L’«amour» ne tiendrait donc qu’à un fil argenté? A un confort matériel impossible à s’offrir seule? A une fiche de paie trop peu garnie? Apparemment, oui. C’est une étude qui le dit. Très sérieuse, l’étude, genre avec tellement de tableaux et de graphiques qu’il faut trois heures pour la lire, en anglais en plus, et publiée (1) dans l’European Journal of Population. Ça s’intitule «Are Female-Breadwinner Couples Always Less Stable? Evidence from French Administrative Data». Ça se traduit grosso modo comme ceci: «Les couples où la femme gagne le plus sont-ils toujours moins stables? Preuves issues des données administratives françaises.» Et ça se résume plus ou moins comme cela: oui.

En d’autres termes, «lorsque la part des revenus de la femme dépasse 55% du revenu total du couple, le risque de séparation augmente significativement, [avec] un risque de rupture supérieur de 11% à 40% (selon l’ampleur de la contribution de la femme) par rapport aux couples dont les revenus sont équitablement répartis».

Donc, plus elles gagnent, plus elles se barrent. «Quel que soit l’âge.» Surtout si elles sont mariées, précise l’analyse (les unions de fait ou les «pacsages», comme ils se pratiquent en France, sont légèrement moins concernés).

Les chercheuses (Giulia Ferrari et Anne Solaz, de l’Institut national d’études démographiques, et Agnese Vitali, de l’université de Trente) avancent deux pistes d’explication. Premièrement, que ces «couples hors norme, qui ne suivent pas le modèle dominant de l’homme « gagne-pain »» subissent «davantage de difficultés conjugales». De quel ordre? Le trio ne se mouille pas davantage. Mais ces turbulences maritales peuvent assez facilement s’imaginer, non? Genre un époux frustré (rabaissant?) parce qu’il se sent €mascul€, des disputes financières sans fin (cf. la frustration), des remarques avilissantes d’un entourage pas tout à fait déconstruit…

«Tu as de la chance! Si je pouvais, je partirais aussi.»

Ou la femme imite-t-elle simplement ce comportement masculin séculaire: puisqu’elle fait davantage bouillir la marmite, elle pourrait s’attendre à ce que son conjoint… la lave.
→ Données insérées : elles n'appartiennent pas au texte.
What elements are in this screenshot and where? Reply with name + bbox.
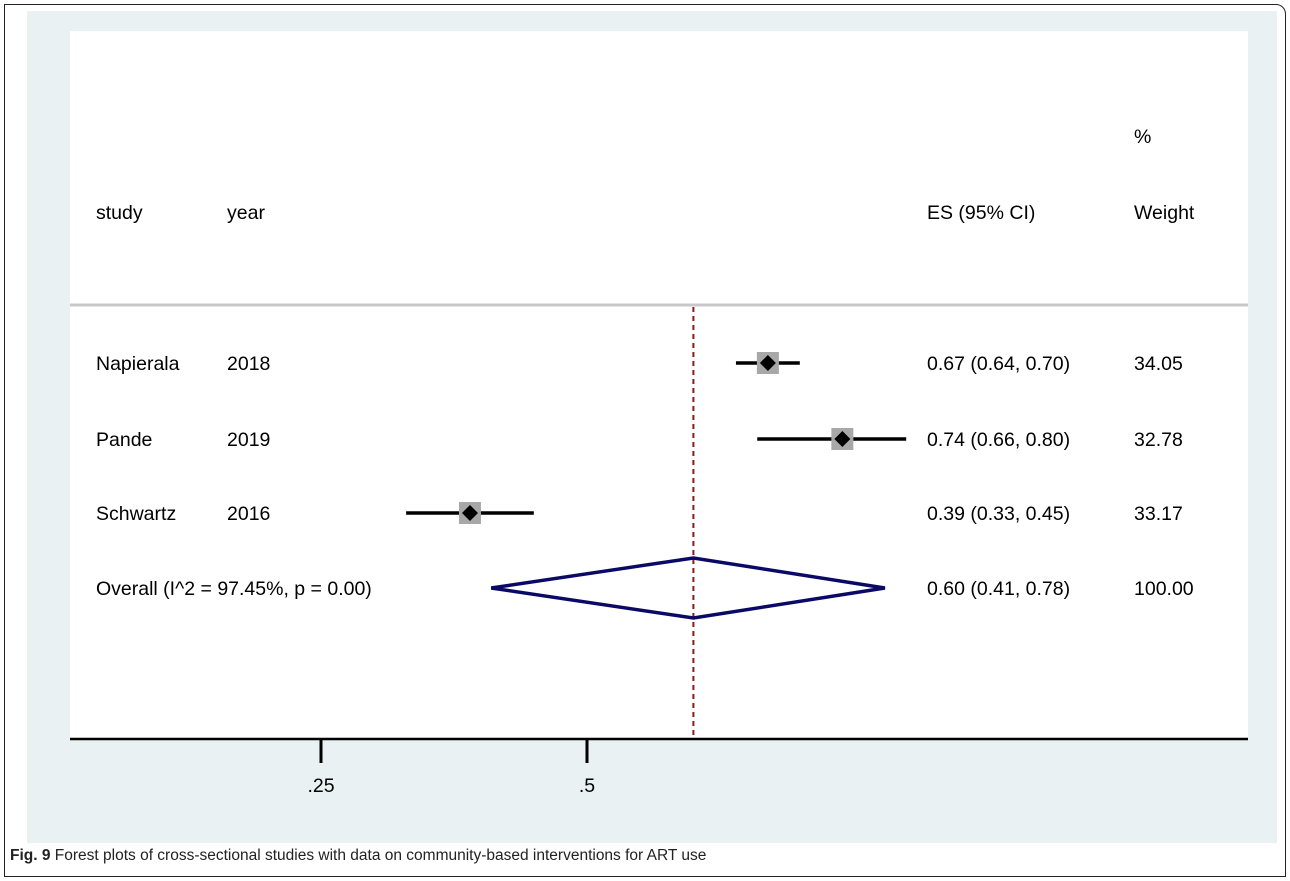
header-weight-percent: % bbox=[1134, 126, 1151, 148]
point-estimate bbox=[759, 355, 776, 371]
figure-frame: % study year ES (95% CI) Weight Napieral… bbox=[4, 4, 1286, 877]
figure-caption: Fig. 9 Forest plots of cross-sectional s… bbox=[10, 847, 1270, 865]
figure-caption-text: Forest plots of cross-sectional studies … bbox=[50, 847, 707, 864]
study-row-pande: Pande 2019 0.74 (0.66, 0.80) 32.78 bbox=[96, 428, 1183, 451]
header-es: ES (95% CI) bbox=[927, 202, 1035, 224]
point-estimate bbox=[461, 505, 478, 521]
figure-label: Fig. 9 bbox=[10, 847, 51, 864]
x-axis-ticks: .25 .5 bbox=[307, 739, 595, 797]
overall-es-ci-label: 0.60 (0.41, 0.78) bbox=[927, 578, 1070, 600]
es-ci-label: 0.39 (0.33, 0.45) bbox=[927, 503, 1070, 525]
overall-label: Overall (I^2 = 97.45%, p = 0.00) bbox=[96, 578, 372, 600]
study-name: Pande bbox=[96, 429, 152, 451]
tick-label: .25 bbox=[307, 775, 334, 797]
study-name: Napierala bbox=[96, 353, 180, 375]
header-study: study bbox=[96, 202, 143, 224]
plot-inner-panel bbox=[70, 31, 1248, 739]
study-year: 2016 bbox=[227, 503, 270, 525]
tick-label: .5 bbox=[579, 775, 595, 797]
header-weight: Weight bbox=[1134, 202, 1195, 224]
overall-row: Overall (I^2 = 97.45%, p = 0.00) 0.60 (0.… bbox=[96, 556, 1194, 620]
study-year: 2019 bbox=[227, 429, 270, 451]
weight-label: 33.17 bbox=[1134, 503, 1183, 525]
weight-label: 34.05 bbox=[1134, 353, 1183, 375]
forest-plot: % study year ES (95% CI) Weight Napieral… bbox=[70, 31, 1248, 797]
overall-diamond bbox=[490, 556, 886, 620]
study-name: Schwartz bbox=[96, 503, 176, 525]
study-row-schwartz: Schwartz 2016 0.39 (0.33, 0.45) 33.17 bbox=[96, 502, 1183, 525]
es-ci-label: 0.67 (0.64, 0.70) bbox=[927, 353, 1070, 375]
weight-label: 32.78 bbox=[1134, 429, 1183, 451]
study-rows: Napierala 2018 0.67 (0.64, 0.70) 34.05 Pande… bbox=[96, 352, 1183, 525]
study-row-napierala: Napierala 2018 0.67 (0.64, 0.70) 34.05 bbox=[96, 352, 1183, 375]
plot-area: % study year ES (95% CI) Weight Napieral… bbox=[27, 11, 1277, 843]
study-year: 2018 bbox=[227, 353, 270, 375]
es-ci-label: 0.74 (0.66, 0.80) bbox=[927, 429, 1070, 451]
overall-weight-label: 100.00 bbox=[1134, 578, 1194, 600]
point-estimate bbox=[834, 431, 851, 447]
header-year: year bbox=[227, 202, 265, 224]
La marmite ou le sol, les toilettes, le linge, qu’importe, sauf que pfff, monsieur n’aime pas trop ça (80% des dames consacrent au moins une heure par jour au ménage, contre 36% des hommes, juste pour rappel).

Ce qui permet de glisser vers la deuxième hypothèse des chercheuses: une résistance féminine moindre en cas «d’insatisfaction conjugale». Ou pourquoi se faire iech à ramasser ses chaussettes sales quand on paie déjà soi-même l’aide-ménagère.

C’est pas pour dire, mais comme les filles sont désormais davantage diplômées que les garçons, donc théoriquement susceptibles d’occuper les postes les plus rémunérateurs, la supériorité économique féminine au sein du couple, ben il faudra bien s’y habituer, messieurs-dames. Et réinventer l’«amour», comme dirait l’autre (2).

(1) En juin, mais qui a fait l’objet d’un communiqué de presse de l’Institut national d’études démographiques le 30 septembre dernier.
(2) A savoir Mona Chollet, autrice de Réinventer l’amour. Comment le patriarcat sabote les relations hétérosexuelles (éditions La Découverte).